Umgang mit dem Bestand Seit etwa 1980 wird in der Architekturgeschichte und der Denkmalpflege von den fünfziger Jahren als einer abgeschlossenen Epoche gesprochen. 1982 gab es die erste Ausstellung zur Architektur des Wiederaufbau-Jahrzehnts. Seither bemühen sich viele Institutionen, allen voran das Deutsche Nationalkomitee für Denkmalschutz, um die Anerkennung der Architektur- und Gestaltungsleistungen der fünfziger Jahre.
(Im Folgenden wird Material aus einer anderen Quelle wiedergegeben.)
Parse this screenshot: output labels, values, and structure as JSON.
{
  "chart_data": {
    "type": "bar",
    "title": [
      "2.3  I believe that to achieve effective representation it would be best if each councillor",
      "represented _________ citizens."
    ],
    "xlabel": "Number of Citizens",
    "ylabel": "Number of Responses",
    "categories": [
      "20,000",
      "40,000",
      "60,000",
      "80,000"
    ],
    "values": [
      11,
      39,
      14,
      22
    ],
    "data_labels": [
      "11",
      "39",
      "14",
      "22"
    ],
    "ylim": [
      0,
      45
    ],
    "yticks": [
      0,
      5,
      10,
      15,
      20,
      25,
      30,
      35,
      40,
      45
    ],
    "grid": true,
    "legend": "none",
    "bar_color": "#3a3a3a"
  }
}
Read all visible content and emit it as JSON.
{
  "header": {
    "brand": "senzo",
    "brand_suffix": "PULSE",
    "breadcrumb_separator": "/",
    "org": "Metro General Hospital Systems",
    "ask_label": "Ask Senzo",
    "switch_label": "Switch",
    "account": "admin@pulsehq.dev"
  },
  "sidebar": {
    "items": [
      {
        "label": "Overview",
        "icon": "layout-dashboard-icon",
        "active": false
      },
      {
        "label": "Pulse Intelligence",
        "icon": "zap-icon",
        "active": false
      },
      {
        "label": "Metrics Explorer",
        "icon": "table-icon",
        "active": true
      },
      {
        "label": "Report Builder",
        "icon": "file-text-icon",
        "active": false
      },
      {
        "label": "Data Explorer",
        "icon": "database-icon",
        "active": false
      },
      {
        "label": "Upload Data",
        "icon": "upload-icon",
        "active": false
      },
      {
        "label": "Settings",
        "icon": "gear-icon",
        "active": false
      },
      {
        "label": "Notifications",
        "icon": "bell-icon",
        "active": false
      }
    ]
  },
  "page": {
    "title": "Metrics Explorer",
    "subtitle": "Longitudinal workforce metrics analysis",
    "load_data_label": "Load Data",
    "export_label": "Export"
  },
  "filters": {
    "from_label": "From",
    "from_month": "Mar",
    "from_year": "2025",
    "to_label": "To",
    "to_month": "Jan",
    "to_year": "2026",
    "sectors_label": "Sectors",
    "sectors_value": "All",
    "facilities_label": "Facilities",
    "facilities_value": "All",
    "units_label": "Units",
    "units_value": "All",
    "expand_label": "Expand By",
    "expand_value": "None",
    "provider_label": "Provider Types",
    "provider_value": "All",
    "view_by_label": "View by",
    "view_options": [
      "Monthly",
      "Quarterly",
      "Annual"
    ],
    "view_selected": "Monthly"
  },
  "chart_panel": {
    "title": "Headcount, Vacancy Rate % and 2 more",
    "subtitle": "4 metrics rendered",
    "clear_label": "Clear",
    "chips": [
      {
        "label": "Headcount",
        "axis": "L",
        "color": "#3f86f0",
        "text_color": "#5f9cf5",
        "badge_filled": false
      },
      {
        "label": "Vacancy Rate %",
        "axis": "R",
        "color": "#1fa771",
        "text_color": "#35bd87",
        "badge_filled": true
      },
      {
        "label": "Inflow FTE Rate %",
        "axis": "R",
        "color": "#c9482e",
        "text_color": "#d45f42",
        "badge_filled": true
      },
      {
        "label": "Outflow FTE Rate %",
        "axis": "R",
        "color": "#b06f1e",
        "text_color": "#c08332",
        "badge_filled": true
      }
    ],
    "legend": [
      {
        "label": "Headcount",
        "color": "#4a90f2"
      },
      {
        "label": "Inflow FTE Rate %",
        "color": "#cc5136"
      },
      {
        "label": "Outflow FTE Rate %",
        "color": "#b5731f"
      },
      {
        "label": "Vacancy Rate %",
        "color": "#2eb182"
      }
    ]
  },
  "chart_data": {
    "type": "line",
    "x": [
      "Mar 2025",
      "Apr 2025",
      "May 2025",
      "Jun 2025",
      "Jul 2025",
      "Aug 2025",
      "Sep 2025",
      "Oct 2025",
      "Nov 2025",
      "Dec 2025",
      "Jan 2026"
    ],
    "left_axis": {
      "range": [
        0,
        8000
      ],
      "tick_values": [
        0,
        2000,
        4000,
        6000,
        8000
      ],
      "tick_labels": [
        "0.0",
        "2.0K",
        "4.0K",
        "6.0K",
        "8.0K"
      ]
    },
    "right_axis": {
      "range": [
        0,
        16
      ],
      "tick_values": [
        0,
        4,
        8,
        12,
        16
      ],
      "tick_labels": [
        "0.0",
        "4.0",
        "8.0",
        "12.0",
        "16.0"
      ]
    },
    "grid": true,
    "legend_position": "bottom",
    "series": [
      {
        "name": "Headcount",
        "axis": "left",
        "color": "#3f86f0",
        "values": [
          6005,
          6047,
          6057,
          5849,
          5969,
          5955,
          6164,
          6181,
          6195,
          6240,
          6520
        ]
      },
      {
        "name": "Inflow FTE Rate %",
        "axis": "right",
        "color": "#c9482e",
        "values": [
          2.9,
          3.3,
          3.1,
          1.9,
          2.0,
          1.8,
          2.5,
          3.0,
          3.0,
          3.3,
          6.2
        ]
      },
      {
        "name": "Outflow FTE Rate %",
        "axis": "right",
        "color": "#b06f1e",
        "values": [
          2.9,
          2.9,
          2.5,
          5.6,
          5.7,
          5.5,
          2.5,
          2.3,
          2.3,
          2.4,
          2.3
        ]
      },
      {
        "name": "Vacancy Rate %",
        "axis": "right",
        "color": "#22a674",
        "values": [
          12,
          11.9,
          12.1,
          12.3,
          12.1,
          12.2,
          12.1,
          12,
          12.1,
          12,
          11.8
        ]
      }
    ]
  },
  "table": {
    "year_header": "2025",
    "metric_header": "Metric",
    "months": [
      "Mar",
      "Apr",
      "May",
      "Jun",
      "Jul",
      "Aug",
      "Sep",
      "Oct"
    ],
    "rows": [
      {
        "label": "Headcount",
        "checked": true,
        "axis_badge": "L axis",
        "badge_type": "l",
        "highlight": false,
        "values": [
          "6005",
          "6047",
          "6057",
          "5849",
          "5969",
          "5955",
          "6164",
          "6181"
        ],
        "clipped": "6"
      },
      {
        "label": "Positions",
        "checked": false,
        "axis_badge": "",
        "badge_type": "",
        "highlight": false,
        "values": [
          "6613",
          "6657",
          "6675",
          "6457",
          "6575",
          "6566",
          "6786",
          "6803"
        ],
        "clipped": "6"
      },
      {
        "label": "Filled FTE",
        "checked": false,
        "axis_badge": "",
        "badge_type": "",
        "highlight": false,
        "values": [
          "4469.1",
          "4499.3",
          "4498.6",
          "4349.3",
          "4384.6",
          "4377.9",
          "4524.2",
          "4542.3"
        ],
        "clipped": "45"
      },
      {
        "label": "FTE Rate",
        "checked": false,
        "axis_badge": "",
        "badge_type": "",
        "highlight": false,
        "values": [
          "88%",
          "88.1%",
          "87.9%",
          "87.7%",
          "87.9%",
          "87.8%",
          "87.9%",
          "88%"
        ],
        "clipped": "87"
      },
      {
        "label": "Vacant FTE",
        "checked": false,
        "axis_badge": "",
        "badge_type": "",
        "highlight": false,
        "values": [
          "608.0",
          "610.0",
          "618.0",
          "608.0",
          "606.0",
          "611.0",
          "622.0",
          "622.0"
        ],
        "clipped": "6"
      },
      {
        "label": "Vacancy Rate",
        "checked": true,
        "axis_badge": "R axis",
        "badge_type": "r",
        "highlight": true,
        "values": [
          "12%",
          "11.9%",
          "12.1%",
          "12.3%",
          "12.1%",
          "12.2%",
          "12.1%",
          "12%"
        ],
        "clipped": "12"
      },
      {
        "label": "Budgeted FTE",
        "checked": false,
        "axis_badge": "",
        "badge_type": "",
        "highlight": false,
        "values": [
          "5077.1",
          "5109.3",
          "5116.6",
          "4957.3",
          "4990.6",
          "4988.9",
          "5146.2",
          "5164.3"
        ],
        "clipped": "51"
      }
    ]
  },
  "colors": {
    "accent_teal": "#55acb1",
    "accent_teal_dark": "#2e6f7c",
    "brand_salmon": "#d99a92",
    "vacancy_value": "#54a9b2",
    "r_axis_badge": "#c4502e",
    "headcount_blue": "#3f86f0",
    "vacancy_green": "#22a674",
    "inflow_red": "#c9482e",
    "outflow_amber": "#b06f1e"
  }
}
Die Erfahrungen des Verfassers bei Restaurierungsarbeiten in der Baudenkmalpflege bestätigen, dass mit dem wachsenden Interesse an dieser Architektur auch deren zeittypische Fenster ver­stärkt in den Focus denkmalpflegerischer Wertschätzung und Betreuung rücken. 1962 bis 1966 baute der Stuttgarter Architekt Professor Wilhelm Tiedje zusammen mit Rudi Volz das neue Reutlinger Rathaus. Ganz selbstverständlich gehörten die Wendeflügelfenster zum architektonischen Gesamtkonzept

und prägen bis heute die Fassaden des Gebäudes. Fast zeitgleich, 1967 bis 1969 sanierte Tiedje im benachbarten Tübingen das historische Rathaus aus dem frühen 15. Jahrhundert. Dort ersetzte er, aus heutiger Sicht ohne erkennbare Notwendigkeit, die offenen Sandsteinbögen der ursprünglichen Brotlaube durch modernistische Betonstützen und fügte in die zurückliegenden Wände aus Mahagoniholz gefertigte Schwingflügelfenster ein. Während die Reutlinger Fensterwahl durch ihr Selbstverständnis überzeugt, ist der Einsatz desselben Fenstertyps am Tübinger Rathaus mehr als gewöhnungsbedürftig.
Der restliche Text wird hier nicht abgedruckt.